L’idée qui vient immédiatement à l’esprit est que ce mariage est rendu inévitable par la grossesse de la mariée. Nous conseillons au passage à tous les généalogistes de comparer systématiquement la date d’un mariage avec la date de naissance du premier enfant du couple : ils ne trouveront pas toujours l’écart règlementaire des neuf mois. Mais l’examen des registres de naissance montre qu’il faut attendre 1808 pour que Pierre Antoine et Jeanne Marie aient un enfant. A-t-elle été victime d’une fausse couche ? Impossible de le savoir. A-t-elle avorté ? Si cette possibilité était à envisager, il est peu probable que le mariage ait eu lieu.
Quoi qu’il en soit, un fils naît au couple le 25 janvier 1808, qui reçoit le prénom très courant d’Honoré.

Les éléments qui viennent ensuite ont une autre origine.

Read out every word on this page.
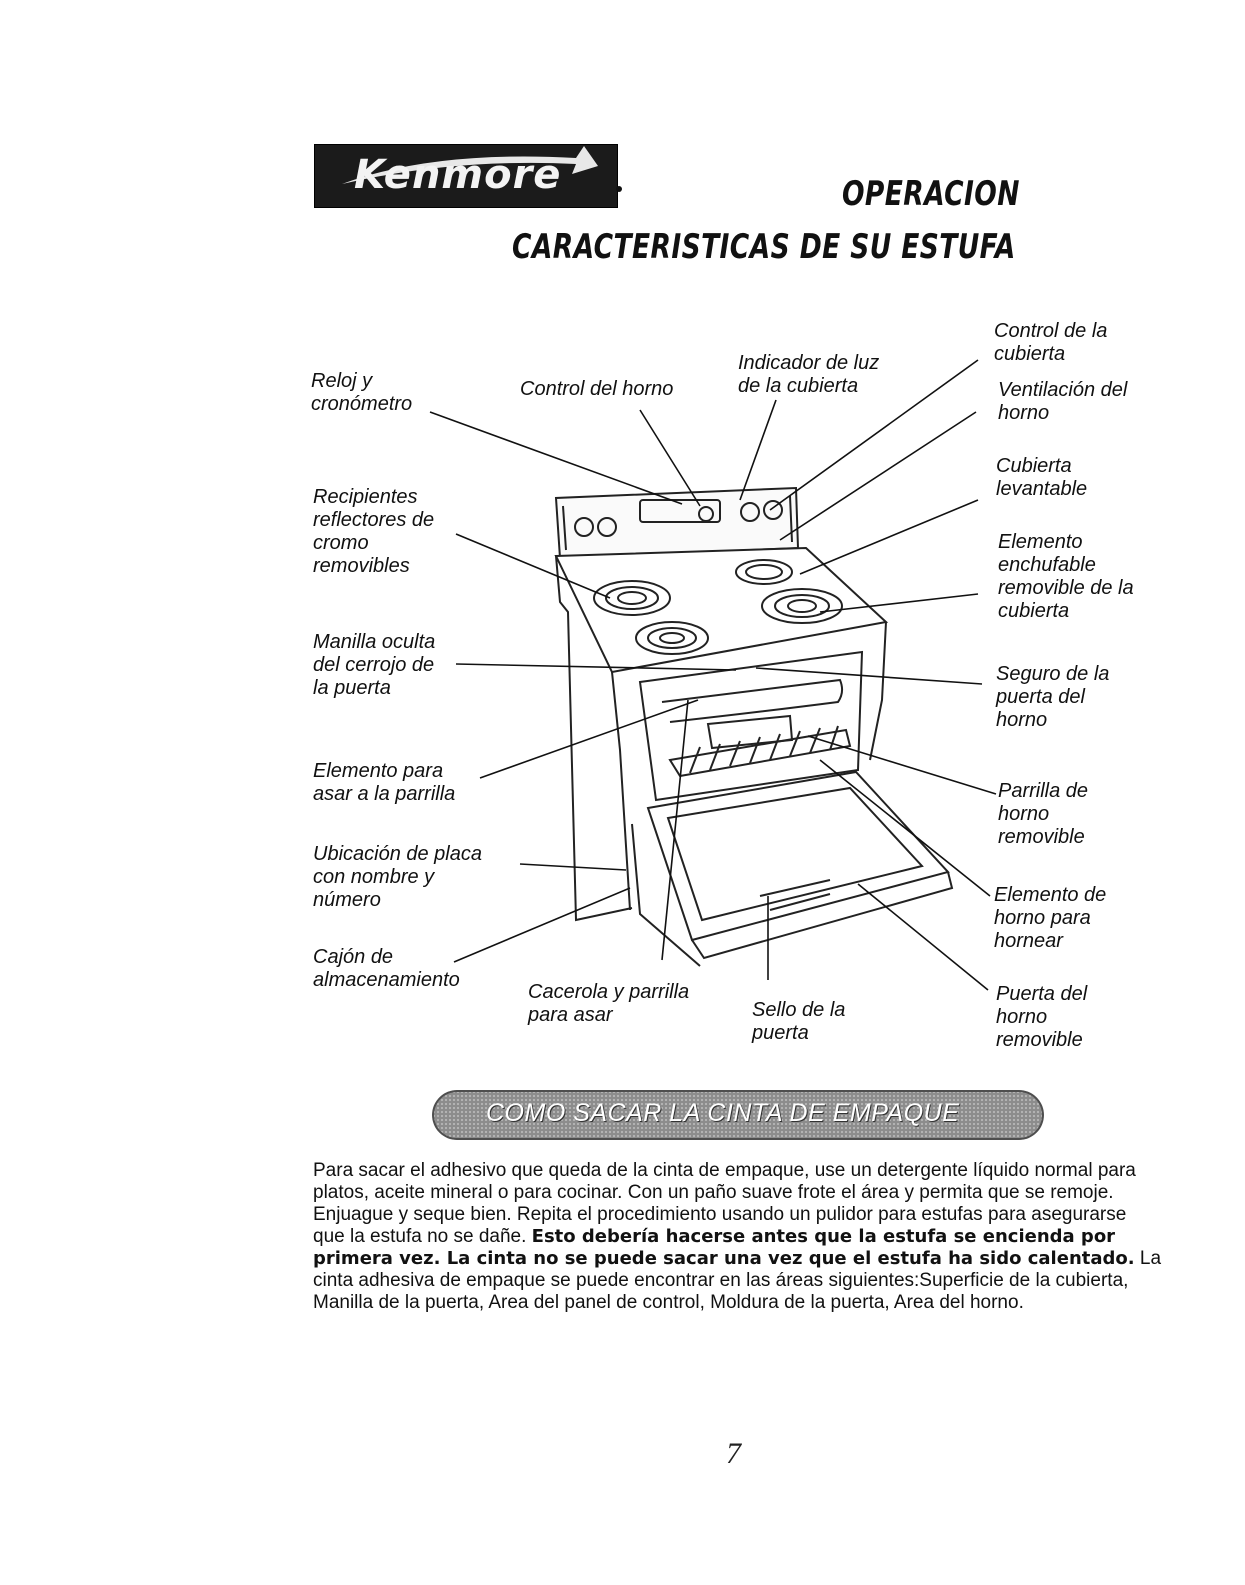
Kenmore	OPERACION
CARACTERISTICAS DE SU ESTUFA
Reloj y
cronómetro
Control del horno
Indicador de luz
de la cubierta
Control de la
cubierta
Ventilación del
horno
Cubierta
levantable
Elemento
enchufable
removible de la
cubierta
Recipientes
reflectores de
cromo
removibles
Manilla oculta
del cerrojo de
la puerta
Seguro de la
puerta del
horno
Elemento para
asar a la parrilla	Parrilla de
horno
removible
Ubicación de placa
con nombre y
número	Elemento de
horno para
hornear
Cajón de
almacenamiento
Cacerola y parrilla
para asar	Sello de la
puerta
Puerta del
horno
removible
COMO SACAR LA CINTA DE EMPAQUE
Para sacar el adhesivo que queda de la cinta de empaque, use un detergente líquido normal para platos, aceite mineral o para cocinar. Con un paño suave frote el área y permita que se remoje. Enjuague y seque bien. Repita el procedimiento usando un pulidor para estufas para asegurarse que la estufa no se dañe. Esto debería hacerse antes que la estufa se encienda por primera vez. La cinta no se puede sacar una vez que el estufa ha sido calentado. La cinta adhesiva de empaque se puede encontrar en las áreas siguientes:Superficie de la cubierta, Manilla de la puerta, Area del panel de control, Moldura de la puerta, Area del horno.
7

Mais un peu plus de deux semaines après, le 11 février, la jeune mère décède, très probablement des suites de son accouchement ; elle a à peine plus de dix-huit ans.
Les deux époux étaient du quartier de Carras, qui n’était pas encore urbanisé, et Jeanne Marie est qualifiée de « cultivatrice » dans son acte de décès. Quant à Pierre Antoine Robaut, dès le 8 juillet 1808, il se remarie avec une certaine Marie Elisabeth Straudo et c’est de ce deuxième couple que nous descendons.